We had no dinner that night. Our guide, Alan (who does an exquisite job of logistical arrangements on the Peruvian end to make our journeys go with ease), suggested that we should refrain from food, or eat but lightly, throughout the afternoon, as we were to partake of the Ayahuasca brew that very evening. Alan took us upon a tour of the surrounding forest, pointing out the large trees hung with liana vines, plants to avoid and areas to sit in silent contemplation. When, a bit later, we had all wandered back to camp, the tent was up and the men were sitting smoking tobacco in the afterglow of a day’s work well done. Suddenly Gilber jumped up, grabbed a large dry leaf and scurried off bent low to the ground. He walked back to our group, sitting upon a log, and displayed a large black beetle. This beetle, he declared, would not kill you if it stung you, you would only wish it had! ‘Nuff said.

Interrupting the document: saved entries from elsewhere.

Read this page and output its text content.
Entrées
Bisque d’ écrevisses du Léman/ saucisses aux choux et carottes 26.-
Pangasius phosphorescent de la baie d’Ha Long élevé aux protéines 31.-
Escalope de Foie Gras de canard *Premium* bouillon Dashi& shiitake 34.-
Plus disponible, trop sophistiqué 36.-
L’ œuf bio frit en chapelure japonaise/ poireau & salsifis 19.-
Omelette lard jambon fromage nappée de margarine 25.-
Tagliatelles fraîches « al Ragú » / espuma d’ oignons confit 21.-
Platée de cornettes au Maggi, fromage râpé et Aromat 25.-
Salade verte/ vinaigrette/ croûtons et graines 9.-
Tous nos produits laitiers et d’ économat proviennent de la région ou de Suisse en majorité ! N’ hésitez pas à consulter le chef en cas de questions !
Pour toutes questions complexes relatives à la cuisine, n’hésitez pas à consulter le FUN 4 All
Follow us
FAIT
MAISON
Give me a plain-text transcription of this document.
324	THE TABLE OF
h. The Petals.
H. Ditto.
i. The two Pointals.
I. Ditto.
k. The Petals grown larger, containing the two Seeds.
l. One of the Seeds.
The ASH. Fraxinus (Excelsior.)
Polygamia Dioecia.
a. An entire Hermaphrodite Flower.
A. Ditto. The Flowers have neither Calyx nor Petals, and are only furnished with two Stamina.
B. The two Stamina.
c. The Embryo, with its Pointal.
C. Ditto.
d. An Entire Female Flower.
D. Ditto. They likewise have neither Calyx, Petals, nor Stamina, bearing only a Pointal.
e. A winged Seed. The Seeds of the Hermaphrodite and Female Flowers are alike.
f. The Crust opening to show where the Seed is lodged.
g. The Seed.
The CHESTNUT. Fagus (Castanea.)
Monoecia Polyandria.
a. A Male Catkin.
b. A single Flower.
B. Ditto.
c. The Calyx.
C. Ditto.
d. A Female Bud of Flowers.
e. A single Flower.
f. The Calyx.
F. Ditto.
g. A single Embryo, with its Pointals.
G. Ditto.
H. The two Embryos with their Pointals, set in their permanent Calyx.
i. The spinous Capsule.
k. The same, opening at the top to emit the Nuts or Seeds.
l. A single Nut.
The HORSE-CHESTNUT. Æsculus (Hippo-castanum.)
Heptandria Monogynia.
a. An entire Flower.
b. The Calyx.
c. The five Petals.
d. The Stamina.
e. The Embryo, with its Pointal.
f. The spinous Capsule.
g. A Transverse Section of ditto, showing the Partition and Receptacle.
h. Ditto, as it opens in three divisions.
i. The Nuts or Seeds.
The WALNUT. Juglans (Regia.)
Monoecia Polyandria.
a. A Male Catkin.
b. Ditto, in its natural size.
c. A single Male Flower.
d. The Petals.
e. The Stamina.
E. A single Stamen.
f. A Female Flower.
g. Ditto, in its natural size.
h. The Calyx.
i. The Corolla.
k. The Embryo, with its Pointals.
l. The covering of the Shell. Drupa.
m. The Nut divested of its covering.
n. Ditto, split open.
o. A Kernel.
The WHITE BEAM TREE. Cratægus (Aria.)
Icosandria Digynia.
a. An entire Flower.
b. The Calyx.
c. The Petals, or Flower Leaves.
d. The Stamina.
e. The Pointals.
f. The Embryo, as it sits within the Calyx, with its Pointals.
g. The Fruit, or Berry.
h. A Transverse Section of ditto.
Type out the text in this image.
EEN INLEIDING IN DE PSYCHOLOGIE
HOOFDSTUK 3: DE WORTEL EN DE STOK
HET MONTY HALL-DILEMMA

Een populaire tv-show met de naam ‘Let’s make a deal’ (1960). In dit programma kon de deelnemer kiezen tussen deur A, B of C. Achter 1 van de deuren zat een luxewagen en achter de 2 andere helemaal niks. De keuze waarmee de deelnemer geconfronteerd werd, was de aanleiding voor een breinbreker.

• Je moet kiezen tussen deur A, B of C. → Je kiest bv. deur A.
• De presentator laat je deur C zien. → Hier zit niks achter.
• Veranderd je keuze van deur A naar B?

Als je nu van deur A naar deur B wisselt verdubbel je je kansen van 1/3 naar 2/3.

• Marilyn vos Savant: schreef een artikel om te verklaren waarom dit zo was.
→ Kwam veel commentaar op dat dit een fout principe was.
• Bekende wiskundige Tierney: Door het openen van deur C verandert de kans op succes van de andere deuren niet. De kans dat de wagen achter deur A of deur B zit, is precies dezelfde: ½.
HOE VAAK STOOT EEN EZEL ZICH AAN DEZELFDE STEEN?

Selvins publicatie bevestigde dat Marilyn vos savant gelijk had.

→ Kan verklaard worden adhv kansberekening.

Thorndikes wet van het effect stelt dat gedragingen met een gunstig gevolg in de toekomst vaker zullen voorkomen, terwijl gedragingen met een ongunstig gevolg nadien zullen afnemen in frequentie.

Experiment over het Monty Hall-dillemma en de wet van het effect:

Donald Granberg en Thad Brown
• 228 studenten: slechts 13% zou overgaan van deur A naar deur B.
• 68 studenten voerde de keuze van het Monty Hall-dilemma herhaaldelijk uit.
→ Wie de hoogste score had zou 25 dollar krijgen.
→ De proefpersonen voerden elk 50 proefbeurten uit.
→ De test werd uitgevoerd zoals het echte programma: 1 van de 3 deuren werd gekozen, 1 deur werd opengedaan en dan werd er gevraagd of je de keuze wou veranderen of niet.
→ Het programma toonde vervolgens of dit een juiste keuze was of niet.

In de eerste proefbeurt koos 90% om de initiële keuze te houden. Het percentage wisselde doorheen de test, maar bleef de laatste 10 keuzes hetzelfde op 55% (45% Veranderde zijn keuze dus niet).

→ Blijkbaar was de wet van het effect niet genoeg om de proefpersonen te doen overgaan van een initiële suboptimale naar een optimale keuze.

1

Sundown arrived. A few of us gathered, facing west, and sang the Song of Appreciation. A beautiful splash of color greeted us as we let be released the weariness of the day, the overwhelm of activity, the long ride upriver. As we let these things go a wave of tranquility washed over us. Ahhh! A new day was begun in appreciation, just as the day gone by was released with appreciation. We sat, smoked tobacco, laughed and reminisced of our journey so far. Some explored further the jungle about us, never straying too far from camp. We were each, in our own way, finding a way of dancing with the portent of what we were, by choice, about to embark upon: an Ayahuasca Journey.